Below are some of the most successful strategies for day trading the Dow Jones.
A pullback means a price movement that is against the general prevailing trend for a certain stock. With that said, this method depends firstly on identifying stocks with established trends. The next step – with the help of technical charts to understand a stock’s trend – is to carefully observe the trend until there’s a price decline. If the general established trend is upward, then the downward price movement, the “pullback”, is your entry point to buy. This way, when you’re buying pullbacks in an uptrend, you’re buying low, and when you’re selling pullbacks in a downtrend, you’re selling high.
This one is a relatively simple strategy. Everyone is familiar with the fact that news events almost immediately impact stock values. When an airline plane crashes, we all hear about a drop in their stocks. On the other hand, when a new medication gets its FDA approval, the pharmaceutical company’s stocks skyrocket. Before deciding to invest, it is important to know the answer to the common question, what is the Dow and look for updates from the news about the stocks you’re eyeing. Generally speaking, if the news is good, you can go long or buy the stock outright and sell the shares after the price rises.
This approach means that you would basically jump on a stock whose price is moving up. It is important here to time your buys and sells based on how quickly the stock is moving. Unlike many other types of traders who pay close attention to a company’s track record or technical analysis, a momentum trader will be mostly interested in what is going on in the market during the day.

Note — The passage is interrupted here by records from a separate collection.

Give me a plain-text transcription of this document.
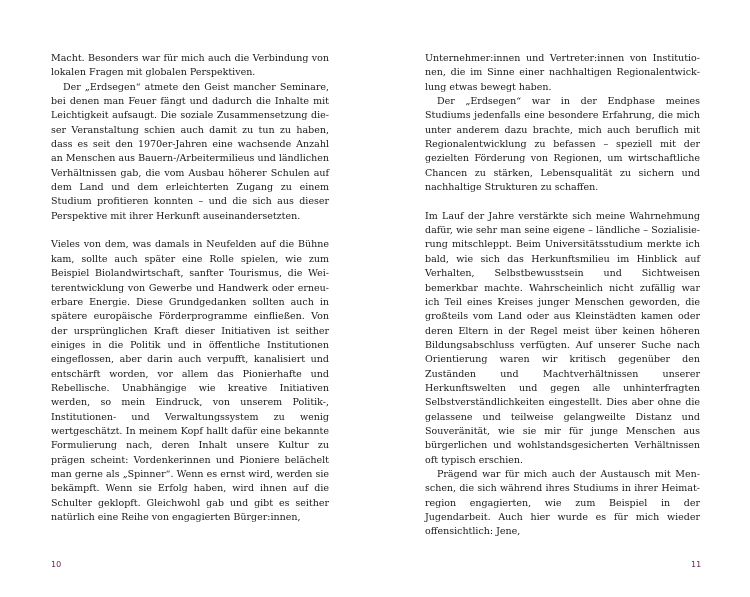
Macht. Besonders war für mich auch die Verbindung von lokalen Fragen mit globalen Perspektiven.

Der „Erdsegen“ atmete den Geist mancher Seminare, bei denen man Feuer fängt und dadurch die Inhalte mit Leichtigkeit aufsaugt. Die soziale Zusammensetzung dieser Veranstaltung schien auch damit zu tun zu haben, dass es seit den 1970er-Jahren eine wachsende Anzahl an Menschen aus Bauern-/Arbeitermilieus und ländlichen Verhältnissen gab, die vom Ausbau höherer Schulen auf dem Land und dem erleichterten Zugang zu einem Studium profitieren konnten – und die sich aus dieser Perspektive mit ihrer Herkunft auseinandersetzten.

Vieles von dem, was damals in Neufelden auf die Bühne kam, sollte auch später eine Rolle spielen, wie zum Beispiel Biolandwirtschaft, sanfter Tourismus, die Weiterentwicklung von Gewerbe und Handwerk oder erneuerbare Energie. Diese Grundgedanken sollten auch in spätere europäische Förderprogramme einfließen. Von der ursprünglichen Kraft dieser Initiativen ist seither einiges in die Politik und in öffentliche Institutionen eingeflossen, aber darin auch verpufft, kanalisiert und entschärft worden, vor allem das Pionierhafte und Rebellische. Unabhängige wie kreative Initiativen werden, so mein Eindruck, von unserem Politik-, Institutionen- und Verwaltungssystem zu wenig wertgeschätzt. In meinem Kopf hallt dafür eine bekannte Formulierung nach, deren Inhalt unsere Kultur zu prägen scheint: Vordenkerinnen und Pioniere belächelt man gerne als „Spinner“. Wenn es ernst wird, werden sie bekämpft. Wenn sie Erfolg haben, wird ihnen auf die Schulter geklopft. Gleichwohl gab und gibt es seither natürlich eine Reihe von engagierten Bürger:innen,

Unternehmer:innen und Vertreter:innen von Institutionen, die im Sinne einer nachhaltigen Regionalentwicklung etwas bewegt haben.

Der „Erdsegen“ war in der Endphase meines Studiums jedenfalls eine besondere Erfahrung, die mich unter anderem dazu brachte, mich auch beruflich mit Regionalentwicklung zu befassen – speziell mit der gezielten Förderung von Regionen, um wirtschaftliche Chancen zu stärken, Lebensqualität zu sichern und nachhaltige Strukturen zu schaffen.

Im Lauf der Jahre verstärkte sich meine Wahrnehmung dafür, wie sehr man seine eigene – ländliche – Sozialisierung mitschleppt. Beim Universitätsstudium merkte ich bald, wie sich das Herkunftsmilieu im Hinblick auf Verhalten, Selbstbewusstsein und Sichtweisen bemerkbar machte. Wahrscheinlich nicht zufällig war ich Teil eines Kreises junger Menschen geworden, die großteils vom Land oder aus Kleinstädten kamen oder deren Eltern in der Regel meist über keinen höheren Bildungsabschluss verfügten. Auf unserer Suche nach Orientierung waren wir kritisch gegenüber den Zuständen und Machtverhältnissen unserer Herkunftswelten und gegen alle unhinterfragten Selbstverständlichkeiten eingestellt. Dies aber ohne die gelassene und teilweise gelangweilte Distanz und Souveränität, wie sie mir für junge Menschen aus bürgerlichen und wohlstandsgesicherten Verhältnissen oft typisch erschien.

Prägend war für mich auch der Austausch mit Menschen, die sich während ihres Studiums in ihrer Heimatregion engagierten, wie zum Beispiel in der Jugendarbeit. Auch hier wurde es für mich wieder offensichtlich: Jene,

10	11
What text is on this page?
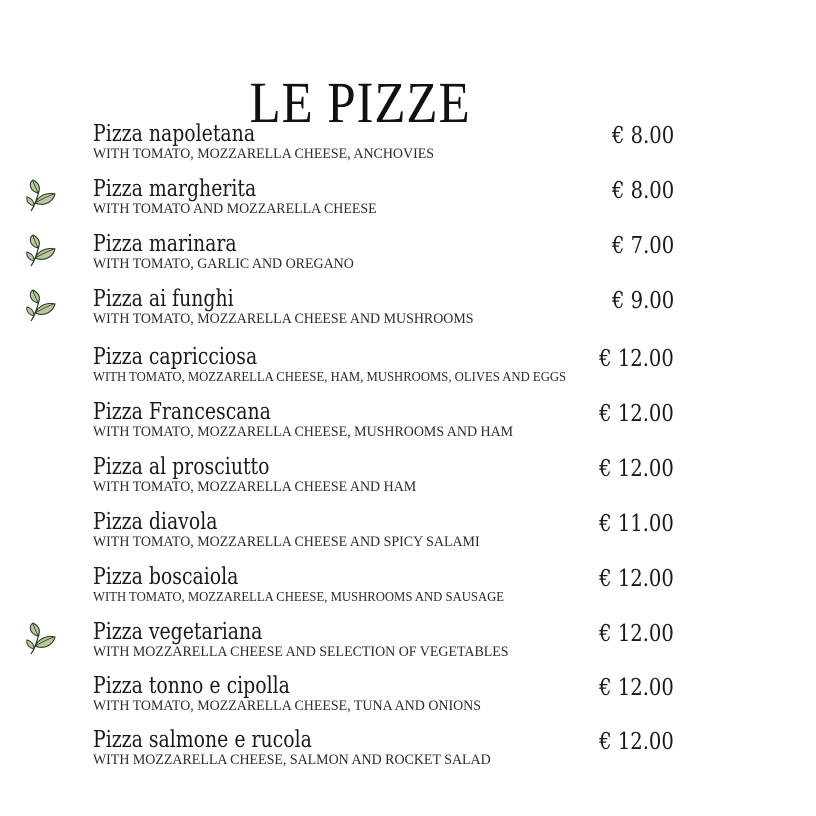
LE PIZZE
Pizza napoletana
WITH TOMATO, MOZZARELLA CHEESE, ANCHOVIES
€ 8.00
Pizza margherita
WITH TOMATO AND MOZZARELLA CHEESE
€ 8.00
Pizza marinara
WITH TOMATO, GARLIC AND OREGANO
€ 7.00
Pizza ai funghi
WITH TOMATO, MOZZARELLA CHEESE AND MUSHROOMS
€ 9.00
Pizza capricciosa
WITH TOMATO, MOZZARELLA CHEESE, HAM, MUSHROOMS, OLIVES AND EGGS
€ 12.00
Pizza Francescana
WITH TOMATO, MOZZARELLA CHEESE, MUSHROOMS AND HAM
€ 12.00
Pizza al prosciutto
WITH TOMATO, MOZZARELLA CHEESE AND HAM
€ 12.00
Pizza diavola
WITH TOMATO, MOZZARELLA CHEESE AND SPICY SALAMI
€ 11.00
Pizza boscaiola
WITH TOMATO, MOZZARELLA CHEESE, MUSHROOMS AND SAUSAGE
€ 12.00
Pizza vegetariana
WITH MOZZARELLA CHEESE AND SELECTION OF VEGETABLES
€ 12.00
Pizza tonno e cipolla
WITH TOMATO, MOZZARELLA CHEESE, TUNA AND ONIONS
€ 12.00
Pizza salmone e rucola
WITH MOZZARELLA CHEESE, SALMON AND ROCKET SALAD
€ 12.00
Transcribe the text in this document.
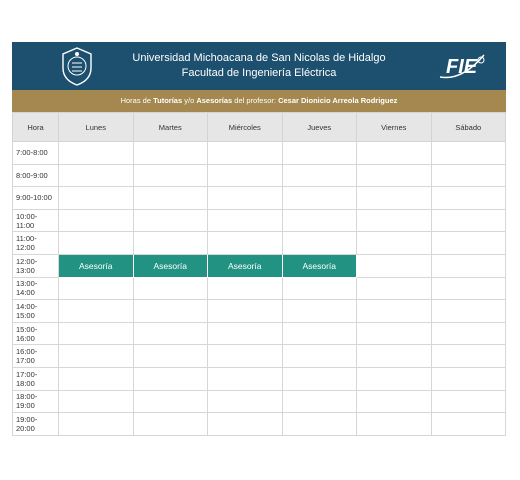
Universidad Michoacana de San Nicolas de Hidalgo
Facultad de Ingeniería Eléctrica	FIE
Horas de Tutorías y/o Asesorías del profesor: Cesar Dionicio Arreola Rodriguez
Hora	Lunes	Martes	Miércoles	Jueves	Viernes	Sábado
7:00-8:00						
8:00-9:00						
9:00-10:00						
10:00-11:00						
11:00-12:00						
12:00-13:00	Asesoría	Asesoría	Asesoría	Asesoría		
13:00-14:00						
14:00-15:00						
15:00-16:00						
16:00-17:00						
17:00-18:00						
18:00-19:00						
19:00-20:00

You will have to keep an eye out for stocks that move by a high percentage or volume. This strategy is primarily a short term approach for quick gains.
Unlike momentum trading, scalping is a completely different ball game; it’s a trading style that focuses on profiting from many trades with small price changes. However, and since one large loss could jeopardize the accumulated small gains you worked to acquire – and for you to really master scalping – you will have to plan for a solid exit strategy. It would also be wise to utilize some support tools like a live feed and a direct-access broker, as well as develop the stamina to perform many trades in a short period of time. This strategy was proven more successful for the slightly more experienced, confident day traders.
No Risk, No Gain
Always remember that even though “no risk, no gain”, day trading is quite a gamble and can lead to considerable and sudden financial losses. If you decide on venturing day trading, it would be wise to only invest money that you can afford to lose.